Kirby, born in 1690 at Halesworth, Suffolk, was originally a schoolmaster at Orford in that county, and afterwards occupied a mill at Wickham Market. In 1714, he married Alice Brown. Kirby died on 13 December 1753 at Ipswich, and was buried in the churchyard of St. Mary at Tower, Ipswich. His portrait, by Thomas Gainsborough, R.A., was by 1868 in the possession of the Rev. Kirby Trimmer.

==The Suffolk Traveller==

In 1735, he published at Ipswich, in duodecimo, The Suffolk Traveller; or, a Journey through Suffolk, a road-book with antiquarian notices, from an actual survey which he made of the whole county in 1732, 1733, and 1734. Prefixed is a small map of the county. A new edition was published by subscription, with 'many alterations and large additions by several hands,' in 1764, 8vo, London, under the editorship of the Rev.

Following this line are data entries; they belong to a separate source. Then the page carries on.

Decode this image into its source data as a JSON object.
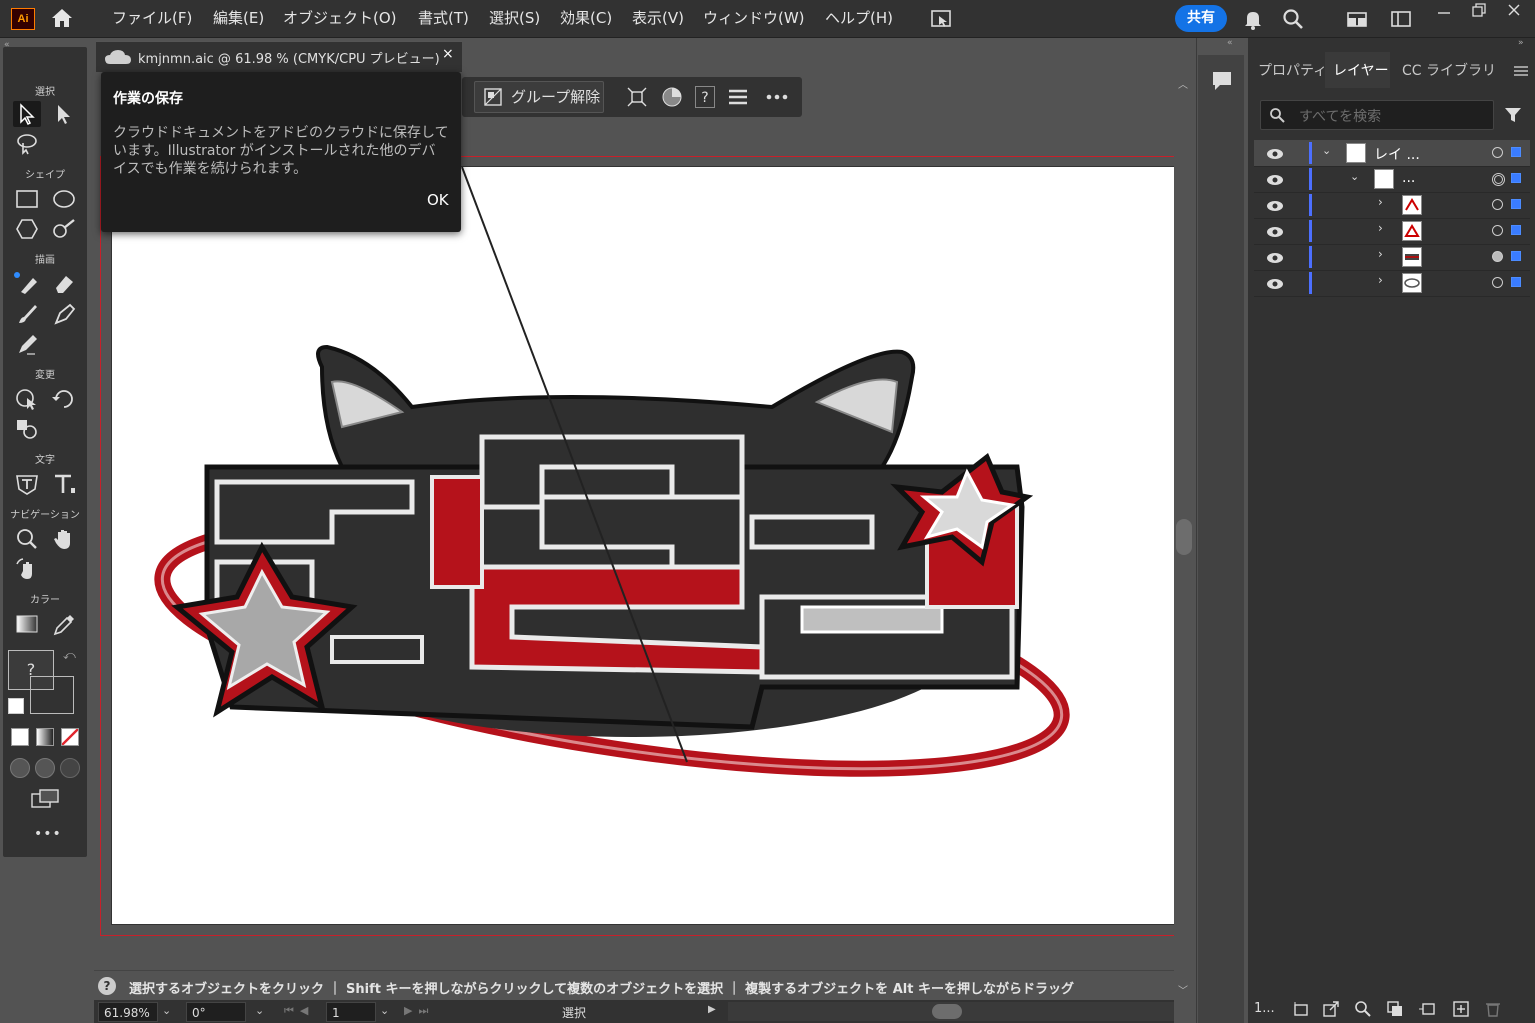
{
  "app": {
    "logo": "Ai"
  },
  "menubar": {
    "items": [
      "ファイル(F)",
      "編集(E)",
      "オブジェクト(O)",
      "書式(T)",
      "選択(S)",
      "効果(C)",
      "表示(V)",
      "ウィンドウ(W)",
      "ヘルプ(H)"
    ],
    "share_label": "共有"
  },
  "toolbar": {
    "groups": {
      "select": "選択",
      "shape": "シェイプ",
      "draw": "描画",
      "transform": "変更",
      "type": "文字",
      "navigation": "ナビゲーション",
      "color": "カラー"
    },
    "fill_placeholder": "?",
    "more": "•••"
  },
  "document": {
    "tab_title": "kmjnmn.aic @ 61.98 % (CMYK/CPU プレビュー)",
    "close": "×"
  },
  "context_toolbar": {
    "ungroup_label": "グループ解除",
    "help": "?"
  },
  "popover": {
    "title": "作業の保存",
    "body": "クラウドドキュメントをアドビのクラウドに保存しています。Illustrator がインストールされた他のデバイスでも作業を続けられます。",
    "ok_label": "OK"
  },
  "hintbar": {
    "icon": "?",
    "text": "選択するオブジェクトをクリック ｜ Shift キーを押しながらクリックして複数のオブジェクトを選択 ｜ 複製するオブジェクトを Alt キーを押しながらドラッグ"
  },
  "statusbar": {
    "zoom": "61.98%",
    "rotation": "0°",
    "artboard_num": "1",
    "mode": "選択"
  },
  "panel": {
    "tabs": [
      "プロパティ",
      "レイヤー",
      "CC ライブラリ"
    ],
    "active_tab": "レイヤー",
    "search_placeholder": "すべてを検索",
    "layers": [
      {
        "name": "レイ ..."
      },
      {
        "name": "..."
      },
      {
        "name": ""
      },
      {
        "name": ""
      },
      {
        "name": ""
      },
      {
        "name": ""
      }
    ],
    "footer_count": "1..."
  },
  "colors": {
    "accent": "#1473e6",
    "artboard_outline": "#c8202a",
    "layer_color": "#4c6fff"
  }
}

Richard Canning, of which a reprint was issued from Woodbridge about 1800, containing some trifling additions, and a fourth edition, with additions, appeared as A Topographical . . . Description of the County of Suffolk, 8vo, Woodbridge, 1829, with Ebden's map in place of Kirby's. A Supplement to the Suffolk Traveller was published in 1844 by Augustine Page (cf. his Introduction, p. vi). In 1736 Kirby issued A Map of the County of Suffolk, illustrated with coats of arms and views. An improved edition, engraved by John Ryland, was published on a larger scale in 1766 by his sons Joshua Kirby and William Kirby.